Politicians rely on people’s short memories and none more so than Tony Blair, who must rate as one of the most deceitful, despised characters ever to have been Prime Minister. So his recruitment to the Europhile cause, trying to get people to “rise up” and overturn the democratic decision to leave the EU, is most welcome to independence campaigners.
Even Simon Jenkins in the Guardian has said Blair should “butt out”, adding that “former Prime Ministers do not campaign against the people” Our President, my colleague George West, agrees. “It is time for the people of Britain to rise up against Tony Blair, a man who promised to take the UK out of the EEC if elected to Parliament.He should remember his promise and stop blethering on about trying to keep us inside the European Union.”

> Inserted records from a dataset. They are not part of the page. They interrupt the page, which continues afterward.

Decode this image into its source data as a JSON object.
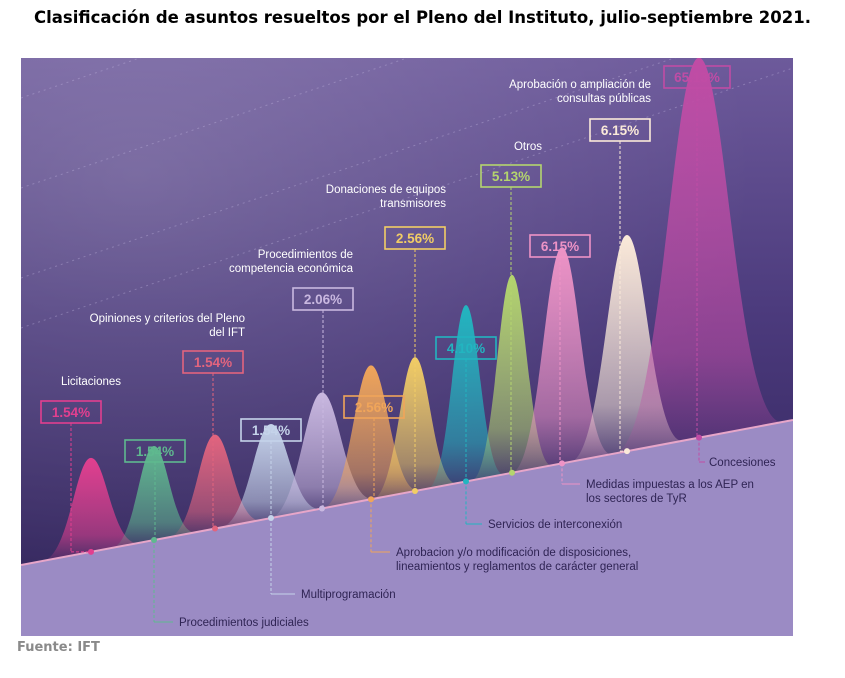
{
  "header": {
    "title": "Clasificación de asuntos resueltos por el Pleno del Instituto, julio-septiembre 2021."
  },
  "footer": {
    "source": "Fuente: IFT"
  },
  "colors": {
    "background_top": "#6d5a9b",
    "background_bottom": "#2c1f55",
    "ground": "#9b8bc4",
    "baseline": "#e7a6c9"
  },
  "chart_data": {
    "type": "area",
    "title": "Clasificación de asuntos resueltos por el Pleno del Instituto, julio-septiembre 2021.",
    "unit": "%",
    "categories": [
      "Licitaciones",
      "Procedimientos judiciales",
      "Opiniones y criterios del Pleno del IFT",
      "Multiprogramación",
      "Procedimientos de competencia económica",
      "Aprobacion y/o modificación de disposiciones, lineamientos y reglamentos de carácter general",
      "Donaciones de equipos transmisores",
      "Servicios de interconexión",
      "Otros",
      "Medidas impuestas a los AEP en los sectores de TyR",
      "Aprobación o ampliación de consultas públicas",
      "Concesiones"
    ],
    "values": [
      1.54,
      1.54,
      1.54,
      1.54,
      2.06,
      2.56,
      2.56,
      4.1,
      5.13,
      6.15,
      6.15,
      65.13
    ],
    "value_labels": [
      "1.54%",
      "1.54%",
      "1.54%",
      "1.54%",
      "2.06%",
      "2.56%",
      "2.56%",
      "4.10%",
      "5.13%",
      "6.15%",
      "6.15%",
      "65.13%"
    ],
    "series_colors": [
      "#e23f8f",
      "#5fb98f",
      "#e2647e",
      "#c5d3ea",
      "#c9b8e0",
      "#f0a55a",
      "#f2cd65",
      "#22b5c0",
      "#b4d56e",
      "#ee93c6",
      "#fbead9",
      "#c04ca5"
    ],
    "legend": "none",
    "grid": false
  }
}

Let us remember, he is the man who sent our troops into Iraq, ill-equipped on the strength of a dodgy dossier which was later found to have been plagiarised from a student’s thesis on the internet. The Weapons of Mass Destruction did not exist. Many better men than he were sent to their deaths or disablement on the strength of his deceit.
He now pretends concern that the controversy over Brexit could lead to the break-up of the United Kingdom, yet he and his government bear the greatest responsibility for this. Devolution in Scotland and Wales was quite deliberately “asymmetric” – that is unbalanced and unfair, creating bad feeling between people in different parts of the kingdom.
Blair’s deputy, John Prescott, set about completing the process of dividing Britain by trying to create elected regional assemblies in England. The people of the North East rejected that soundly. Had the programme succeeded, the whole country would have been balkanised into regions of around 5 million people with their own representation in Brussels – bite-sized chunks for easier digestion by the EU. Scotland and Wales are, of course, EU regions.
The ideology for this was set out in a report on British identity by the Runnymede Trust which Blair commissioned. It was chaired by Lord Parekh and came to the conclusion that we now were “a nation of communities” and that the very terms British and Britain were so laden with racism that their use should be discouraged and, if possible, discontinued. On that account, the report considered a completely new name for our country but, in the end, made no recommendation.
These are the sort of people who will be backing Blair and who have made the very name “Blairite” one of the most deadly insults possible within the Labour party and its former supporters. David Cameron, of course, aspired to be “the heir to Blair” and the country gave him his marching orders with the referendum. Their day is done. With challenges as well as opportunities, we are on our way to being a free country now.